There are a huge number of awk tutorials, for more information than this very quick intro.
So, an awk expression typically looks like:
PATTERN { Action; Action; Action } PATTERN2 { Action; action }
…That is, one or more pattern-action pairs, where an empty pattern will match everything. Patterns can be ‘BEGIN’, which causes the associate actions to be executed before anything else (for variable initialisation, for example), ‘END’ which executes after everything else (for reporting, perhaps), or something like a regular expression, or other comparison expression.
Variables are treated much like c variables (‘var = “some value”; print var;’). There are some special variables defined in awk: NF, which gives the number of fields in the current record (that is, number of items separated by the field separator character on the current line of input), NR which gives the current record number (line number), FS, which gives the field separator character, which can also be set to any character, or in fact, any regular expression.

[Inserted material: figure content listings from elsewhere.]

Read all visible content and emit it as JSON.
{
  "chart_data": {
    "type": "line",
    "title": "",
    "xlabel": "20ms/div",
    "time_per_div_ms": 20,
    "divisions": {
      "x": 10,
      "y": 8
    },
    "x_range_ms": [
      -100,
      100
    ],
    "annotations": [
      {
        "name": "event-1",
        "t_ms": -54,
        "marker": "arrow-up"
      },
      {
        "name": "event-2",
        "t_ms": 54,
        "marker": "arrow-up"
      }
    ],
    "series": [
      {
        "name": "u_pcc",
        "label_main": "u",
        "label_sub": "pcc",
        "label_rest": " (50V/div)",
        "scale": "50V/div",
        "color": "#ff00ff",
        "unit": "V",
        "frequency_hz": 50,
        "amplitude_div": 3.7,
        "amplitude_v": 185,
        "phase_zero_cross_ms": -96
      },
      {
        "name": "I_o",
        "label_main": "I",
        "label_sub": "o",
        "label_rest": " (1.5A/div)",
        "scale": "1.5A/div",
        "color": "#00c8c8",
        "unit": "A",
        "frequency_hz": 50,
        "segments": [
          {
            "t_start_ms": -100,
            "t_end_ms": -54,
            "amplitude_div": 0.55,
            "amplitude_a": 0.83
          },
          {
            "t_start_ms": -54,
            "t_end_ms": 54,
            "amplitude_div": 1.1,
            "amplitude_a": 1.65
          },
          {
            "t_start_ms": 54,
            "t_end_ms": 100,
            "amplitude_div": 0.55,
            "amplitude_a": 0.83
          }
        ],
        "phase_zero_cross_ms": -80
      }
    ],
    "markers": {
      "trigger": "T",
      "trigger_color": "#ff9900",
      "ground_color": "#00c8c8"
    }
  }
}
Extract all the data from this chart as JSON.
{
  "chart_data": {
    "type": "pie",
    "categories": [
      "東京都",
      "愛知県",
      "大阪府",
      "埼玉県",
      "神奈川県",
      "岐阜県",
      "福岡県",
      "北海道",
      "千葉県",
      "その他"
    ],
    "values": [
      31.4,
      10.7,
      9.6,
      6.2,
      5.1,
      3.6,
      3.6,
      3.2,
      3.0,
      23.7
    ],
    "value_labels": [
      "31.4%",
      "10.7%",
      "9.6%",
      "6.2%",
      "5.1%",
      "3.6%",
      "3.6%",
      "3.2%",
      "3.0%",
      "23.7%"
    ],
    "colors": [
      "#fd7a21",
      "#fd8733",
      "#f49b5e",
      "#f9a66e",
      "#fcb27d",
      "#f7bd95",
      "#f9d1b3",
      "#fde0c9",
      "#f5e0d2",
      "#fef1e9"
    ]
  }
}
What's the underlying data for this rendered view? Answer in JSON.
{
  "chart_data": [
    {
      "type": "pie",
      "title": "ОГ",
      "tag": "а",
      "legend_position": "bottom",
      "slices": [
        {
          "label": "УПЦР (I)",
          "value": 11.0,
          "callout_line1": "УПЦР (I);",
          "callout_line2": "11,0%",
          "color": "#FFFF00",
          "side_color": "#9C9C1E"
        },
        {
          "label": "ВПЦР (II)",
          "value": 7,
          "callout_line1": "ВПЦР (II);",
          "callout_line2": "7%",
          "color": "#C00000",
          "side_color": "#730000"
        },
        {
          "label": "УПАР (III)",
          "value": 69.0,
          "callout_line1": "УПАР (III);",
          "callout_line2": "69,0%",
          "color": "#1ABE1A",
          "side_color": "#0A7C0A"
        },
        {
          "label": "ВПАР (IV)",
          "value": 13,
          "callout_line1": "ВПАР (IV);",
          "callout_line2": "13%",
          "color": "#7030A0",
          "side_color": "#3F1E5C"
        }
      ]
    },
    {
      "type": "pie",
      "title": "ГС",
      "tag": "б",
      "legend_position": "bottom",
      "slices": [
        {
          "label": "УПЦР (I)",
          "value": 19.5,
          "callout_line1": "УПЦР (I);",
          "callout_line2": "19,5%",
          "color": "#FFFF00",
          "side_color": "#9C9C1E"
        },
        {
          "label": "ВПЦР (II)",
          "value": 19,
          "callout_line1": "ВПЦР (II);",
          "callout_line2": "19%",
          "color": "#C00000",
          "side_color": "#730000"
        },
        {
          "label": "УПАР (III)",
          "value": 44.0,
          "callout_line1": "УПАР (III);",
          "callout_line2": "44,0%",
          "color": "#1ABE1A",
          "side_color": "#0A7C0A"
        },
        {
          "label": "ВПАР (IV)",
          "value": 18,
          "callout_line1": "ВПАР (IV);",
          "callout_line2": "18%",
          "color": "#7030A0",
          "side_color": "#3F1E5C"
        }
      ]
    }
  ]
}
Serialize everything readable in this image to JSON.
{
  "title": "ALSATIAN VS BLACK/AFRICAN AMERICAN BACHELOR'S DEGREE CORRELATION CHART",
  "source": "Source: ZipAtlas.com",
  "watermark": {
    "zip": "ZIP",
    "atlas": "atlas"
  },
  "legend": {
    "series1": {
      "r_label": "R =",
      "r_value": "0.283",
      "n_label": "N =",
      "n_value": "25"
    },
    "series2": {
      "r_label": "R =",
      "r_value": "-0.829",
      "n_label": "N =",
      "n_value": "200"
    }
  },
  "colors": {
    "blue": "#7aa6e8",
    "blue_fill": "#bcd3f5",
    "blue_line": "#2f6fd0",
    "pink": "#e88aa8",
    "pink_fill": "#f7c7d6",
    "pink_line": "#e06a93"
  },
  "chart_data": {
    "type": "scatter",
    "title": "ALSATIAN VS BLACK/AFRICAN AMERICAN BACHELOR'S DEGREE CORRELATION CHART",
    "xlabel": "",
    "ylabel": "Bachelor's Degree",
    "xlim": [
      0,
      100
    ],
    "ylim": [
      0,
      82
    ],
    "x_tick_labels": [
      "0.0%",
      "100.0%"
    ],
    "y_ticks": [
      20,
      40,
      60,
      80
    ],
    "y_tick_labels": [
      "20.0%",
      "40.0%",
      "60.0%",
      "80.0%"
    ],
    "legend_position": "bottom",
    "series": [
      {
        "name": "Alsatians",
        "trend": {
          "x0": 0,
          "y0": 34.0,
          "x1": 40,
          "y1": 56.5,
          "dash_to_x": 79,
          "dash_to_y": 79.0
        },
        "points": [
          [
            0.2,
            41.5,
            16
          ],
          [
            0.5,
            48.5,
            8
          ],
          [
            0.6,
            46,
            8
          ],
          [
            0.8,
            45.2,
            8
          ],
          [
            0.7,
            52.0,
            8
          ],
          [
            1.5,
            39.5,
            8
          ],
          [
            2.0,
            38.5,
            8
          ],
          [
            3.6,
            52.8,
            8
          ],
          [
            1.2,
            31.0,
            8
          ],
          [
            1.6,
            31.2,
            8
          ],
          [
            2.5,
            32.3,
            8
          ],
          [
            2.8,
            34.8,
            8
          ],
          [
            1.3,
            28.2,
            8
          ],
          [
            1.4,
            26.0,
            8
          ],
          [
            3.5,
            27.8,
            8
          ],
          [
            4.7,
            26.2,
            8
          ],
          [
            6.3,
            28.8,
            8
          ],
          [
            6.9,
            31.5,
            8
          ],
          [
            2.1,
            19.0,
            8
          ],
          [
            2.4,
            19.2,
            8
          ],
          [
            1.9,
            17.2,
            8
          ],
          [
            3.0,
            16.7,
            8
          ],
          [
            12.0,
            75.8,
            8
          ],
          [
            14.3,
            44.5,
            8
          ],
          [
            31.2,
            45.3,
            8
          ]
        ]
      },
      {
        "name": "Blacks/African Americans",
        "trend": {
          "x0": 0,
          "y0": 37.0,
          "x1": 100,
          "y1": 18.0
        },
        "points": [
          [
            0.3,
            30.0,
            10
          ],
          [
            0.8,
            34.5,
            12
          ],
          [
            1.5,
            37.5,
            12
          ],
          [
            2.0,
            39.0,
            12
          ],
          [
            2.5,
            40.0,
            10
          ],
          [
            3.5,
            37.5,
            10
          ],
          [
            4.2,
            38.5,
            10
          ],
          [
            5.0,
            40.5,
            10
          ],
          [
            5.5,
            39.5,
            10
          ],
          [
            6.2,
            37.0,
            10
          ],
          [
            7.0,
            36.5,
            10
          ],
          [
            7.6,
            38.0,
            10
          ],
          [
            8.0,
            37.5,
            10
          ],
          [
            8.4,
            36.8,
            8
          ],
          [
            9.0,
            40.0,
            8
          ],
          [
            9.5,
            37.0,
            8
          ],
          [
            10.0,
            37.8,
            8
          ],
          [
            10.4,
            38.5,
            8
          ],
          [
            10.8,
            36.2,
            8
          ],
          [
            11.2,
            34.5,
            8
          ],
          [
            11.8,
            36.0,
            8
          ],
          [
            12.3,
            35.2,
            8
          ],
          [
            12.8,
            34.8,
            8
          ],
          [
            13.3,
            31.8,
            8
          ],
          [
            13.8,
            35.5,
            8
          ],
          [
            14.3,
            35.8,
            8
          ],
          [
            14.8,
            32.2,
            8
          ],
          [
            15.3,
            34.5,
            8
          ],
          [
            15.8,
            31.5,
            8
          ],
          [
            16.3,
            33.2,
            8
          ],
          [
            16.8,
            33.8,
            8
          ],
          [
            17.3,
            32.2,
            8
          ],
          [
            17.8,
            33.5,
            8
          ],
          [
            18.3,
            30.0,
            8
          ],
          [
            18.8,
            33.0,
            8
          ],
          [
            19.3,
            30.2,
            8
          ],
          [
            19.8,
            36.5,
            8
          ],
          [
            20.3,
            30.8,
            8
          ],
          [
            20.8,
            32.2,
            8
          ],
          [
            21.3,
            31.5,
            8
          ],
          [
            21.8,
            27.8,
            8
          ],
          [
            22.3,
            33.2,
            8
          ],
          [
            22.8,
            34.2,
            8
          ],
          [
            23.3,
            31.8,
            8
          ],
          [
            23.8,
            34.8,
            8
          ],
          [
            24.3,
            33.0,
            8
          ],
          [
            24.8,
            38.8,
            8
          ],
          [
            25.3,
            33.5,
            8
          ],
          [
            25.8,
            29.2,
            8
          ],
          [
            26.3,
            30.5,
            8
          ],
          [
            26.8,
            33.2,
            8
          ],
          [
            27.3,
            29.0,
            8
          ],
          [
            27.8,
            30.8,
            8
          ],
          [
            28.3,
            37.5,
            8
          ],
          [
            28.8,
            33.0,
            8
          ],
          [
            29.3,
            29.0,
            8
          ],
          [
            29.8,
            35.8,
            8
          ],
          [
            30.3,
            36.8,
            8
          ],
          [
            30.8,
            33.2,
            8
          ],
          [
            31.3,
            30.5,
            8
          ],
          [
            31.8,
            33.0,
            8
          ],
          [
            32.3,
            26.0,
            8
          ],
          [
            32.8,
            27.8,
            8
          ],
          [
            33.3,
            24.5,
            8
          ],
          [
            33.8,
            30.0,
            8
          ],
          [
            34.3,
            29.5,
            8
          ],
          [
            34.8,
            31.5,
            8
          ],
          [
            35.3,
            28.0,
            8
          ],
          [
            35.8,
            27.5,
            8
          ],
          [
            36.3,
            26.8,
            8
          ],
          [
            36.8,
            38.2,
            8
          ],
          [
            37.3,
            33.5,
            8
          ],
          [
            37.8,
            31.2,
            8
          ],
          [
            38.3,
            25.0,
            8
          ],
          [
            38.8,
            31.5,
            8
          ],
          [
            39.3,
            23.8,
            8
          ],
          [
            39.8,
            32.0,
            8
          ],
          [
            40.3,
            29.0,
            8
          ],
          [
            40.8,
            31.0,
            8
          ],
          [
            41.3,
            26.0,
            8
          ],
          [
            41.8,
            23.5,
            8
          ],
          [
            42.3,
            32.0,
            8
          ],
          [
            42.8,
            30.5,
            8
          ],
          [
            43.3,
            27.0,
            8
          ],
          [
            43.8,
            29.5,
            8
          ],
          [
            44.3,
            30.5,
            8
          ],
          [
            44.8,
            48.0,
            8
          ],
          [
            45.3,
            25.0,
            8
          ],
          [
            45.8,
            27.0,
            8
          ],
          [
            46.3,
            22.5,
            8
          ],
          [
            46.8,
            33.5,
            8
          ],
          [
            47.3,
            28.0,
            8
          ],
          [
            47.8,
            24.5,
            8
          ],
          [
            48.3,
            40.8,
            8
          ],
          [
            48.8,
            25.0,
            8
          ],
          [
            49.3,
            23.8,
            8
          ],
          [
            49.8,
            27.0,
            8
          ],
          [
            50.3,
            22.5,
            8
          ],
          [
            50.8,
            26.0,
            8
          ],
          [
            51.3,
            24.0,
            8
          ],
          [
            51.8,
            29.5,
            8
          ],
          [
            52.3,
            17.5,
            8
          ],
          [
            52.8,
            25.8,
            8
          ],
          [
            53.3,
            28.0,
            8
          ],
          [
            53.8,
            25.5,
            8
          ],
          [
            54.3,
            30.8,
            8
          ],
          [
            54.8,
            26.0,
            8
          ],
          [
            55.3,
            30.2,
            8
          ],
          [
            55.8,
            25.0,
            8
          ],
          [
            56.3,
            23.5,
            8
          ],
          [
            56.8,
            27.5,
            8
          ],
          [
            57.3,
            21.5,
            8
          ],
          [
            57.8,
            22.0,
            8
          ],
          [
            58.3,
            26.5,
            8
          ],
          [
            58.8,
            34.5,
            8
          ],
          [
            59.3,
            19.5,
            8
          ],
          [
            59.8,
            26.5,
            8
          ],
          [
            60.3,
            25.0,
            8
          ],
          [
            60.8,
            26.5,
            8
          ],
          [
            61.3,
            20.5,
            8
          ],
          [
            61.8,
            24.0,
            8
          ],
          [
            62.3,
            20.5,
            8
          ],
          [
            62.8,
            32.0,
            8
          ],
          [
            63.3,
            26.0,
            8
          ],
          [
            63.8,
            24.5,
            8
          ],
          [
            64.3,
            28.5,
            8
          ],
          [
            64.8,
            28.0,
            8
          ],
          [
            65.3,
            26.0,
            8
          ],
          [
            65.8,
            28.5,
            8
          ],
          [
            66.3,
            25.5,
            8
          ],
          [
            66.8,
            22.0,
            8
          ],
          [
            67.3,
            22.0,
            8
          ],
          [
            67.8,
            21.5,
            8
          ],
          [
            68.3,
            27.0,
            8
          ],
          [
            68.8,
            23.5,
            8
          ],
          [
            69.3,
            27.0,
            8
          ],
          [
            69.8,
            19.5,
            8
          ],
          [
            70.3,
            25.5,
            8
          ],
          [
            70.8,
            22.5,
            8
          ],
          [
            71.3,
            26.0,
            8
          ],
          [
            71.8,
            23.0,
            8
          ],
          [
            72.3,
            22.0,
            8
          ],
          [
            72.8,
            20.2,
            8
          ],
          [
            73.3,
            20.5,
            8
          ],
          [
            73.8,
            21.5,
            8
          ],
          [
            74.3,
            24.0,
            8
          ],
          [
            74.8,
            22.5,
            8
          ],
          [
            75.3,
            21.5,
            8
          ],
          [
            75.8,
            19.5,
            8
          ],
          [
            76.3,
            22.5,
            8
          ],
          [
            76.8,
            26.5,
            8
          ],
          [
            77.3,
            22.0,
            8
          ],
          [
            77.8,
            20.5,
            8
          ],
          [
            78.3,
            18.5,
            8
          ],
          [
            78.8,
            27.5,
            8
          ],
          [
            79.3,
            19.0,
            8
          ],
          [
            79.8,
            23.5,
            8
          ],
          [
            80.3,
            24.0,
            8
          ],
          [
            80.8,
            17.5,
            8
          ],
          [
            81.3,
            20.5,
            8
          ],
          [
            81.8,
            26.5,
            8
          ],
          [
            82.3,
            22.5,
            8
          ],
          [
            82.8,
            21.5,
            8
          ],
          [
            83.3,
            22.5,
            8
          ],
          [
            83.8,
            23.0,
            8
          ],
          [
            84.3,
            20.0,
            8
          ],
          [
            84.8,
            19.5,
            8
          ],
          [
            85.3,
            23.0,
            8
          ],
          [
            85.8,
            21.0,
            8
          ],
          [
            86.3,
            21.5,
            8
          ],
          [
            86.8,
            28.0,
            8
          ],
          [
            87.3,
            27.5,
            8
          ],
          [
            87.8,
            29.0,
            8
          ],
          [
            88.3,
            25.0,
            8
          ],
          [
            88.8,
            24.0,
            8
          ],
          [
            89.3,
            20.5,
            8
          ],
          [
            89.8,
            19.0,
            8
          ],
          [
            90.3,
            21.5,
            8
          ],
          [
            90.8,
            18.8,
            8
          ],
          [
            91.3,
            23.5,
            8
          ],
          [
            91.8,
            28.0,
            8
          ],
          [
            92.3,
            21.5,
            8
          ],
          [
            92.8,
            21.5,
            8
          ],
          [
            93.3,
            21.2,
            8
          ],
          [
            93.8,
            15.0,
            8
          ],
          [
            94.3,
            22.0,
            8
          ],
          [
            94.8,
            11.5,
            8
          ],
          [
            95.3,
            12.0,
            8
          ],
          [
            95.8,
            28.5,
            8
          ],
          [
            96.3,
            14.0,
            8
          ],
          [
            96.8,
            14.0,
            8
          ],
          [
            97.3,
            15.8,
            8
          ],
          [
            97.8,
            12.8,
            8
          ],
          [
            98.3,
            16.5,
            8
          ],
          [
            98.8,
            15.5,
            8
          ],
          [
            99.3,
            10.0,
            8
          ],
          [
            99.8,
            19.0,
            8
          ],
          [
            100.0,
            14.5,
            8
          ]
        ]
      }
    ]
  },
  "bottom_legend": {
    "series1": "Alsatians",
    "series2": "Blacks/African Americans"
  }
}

Note that the field separator can be set with the ‘-F’ parameter when calling awk.
Awk also defines some fairly similar functions to C: printf in particular, which formats a series of variables according to a given format expression.
One simple usage for awk is to extract (possibly format) fields from a file. The command:
$ awk ‘{print $1}’ /var/log/httpd/access_log
…Extracts the IP address from an Apache log file. This can then be processed to extract statistics.
A more advanced example counts the number of times a certain IP address was logged:
$ awk ‘BEGIN { ip = “127.0.0.1” } $1 == ip {x++} END { print ip ” was logged ” x ” times” }’ /var/log/httpd/access_log
127.0.0.1 was logged 7 times
This starts by setting an ‘ip’ variable, the IP to search for. Then, for every record (line) who’s first field matches that ip variable, the variable ‘x’ is incremented. At the end, it prints a message containing the IP address and the number of times it was found in the log.
Putting it together
Here’s an example of using sort, uniq, sed and awk (this may not be the optimal solution, but it works). I was being comment-spammed quite severely (as usual), and wanted to try blocking the offenders. I had a look in my log to grab out the offending IP addresses:
$ grep comment.php public_html/mike/db/hits | tail -n 1000 | awk ‘{print $3}’ | sed s/:// | sort -n | uniq -c | sort -nr | less
This performs the following:
- Searches public_html/mike/db/hits for the term ‘comment.php’ (which the spammers were attacking)
- Grabs the last 1000 lines
- Extracts the third field, which was the IP address
- Removes the colon character, which was in the field
- Performs a numeric sort on the IP addresses
- Counts the number of repetitions of addresses
- Sorts in reverse numeric order, so that the largest number of repetitions (repeat offenses) are displayed first
- Displays the results in the ‘less’ viewer
The output looked something like:
37 200.88.223.98 20 202.83.174.66 13 213.203.234.141 12 62.221.222.5 11 222.236.34.90 10 192.104.37.15 10 165.229.205.91 9 213.148.158.191 9 193.227.17.30 8 61.238.244.86 ...
I then blocked the first few IP addresses (which, as a side note, didn’t help reduce spamming – there appears to be an almost infinite pool of addresses which are used).
So, that’s the rundown on a few useful tools. They can save a lot of time, especially when combined with a bit of shell script framework. Try them out sometime!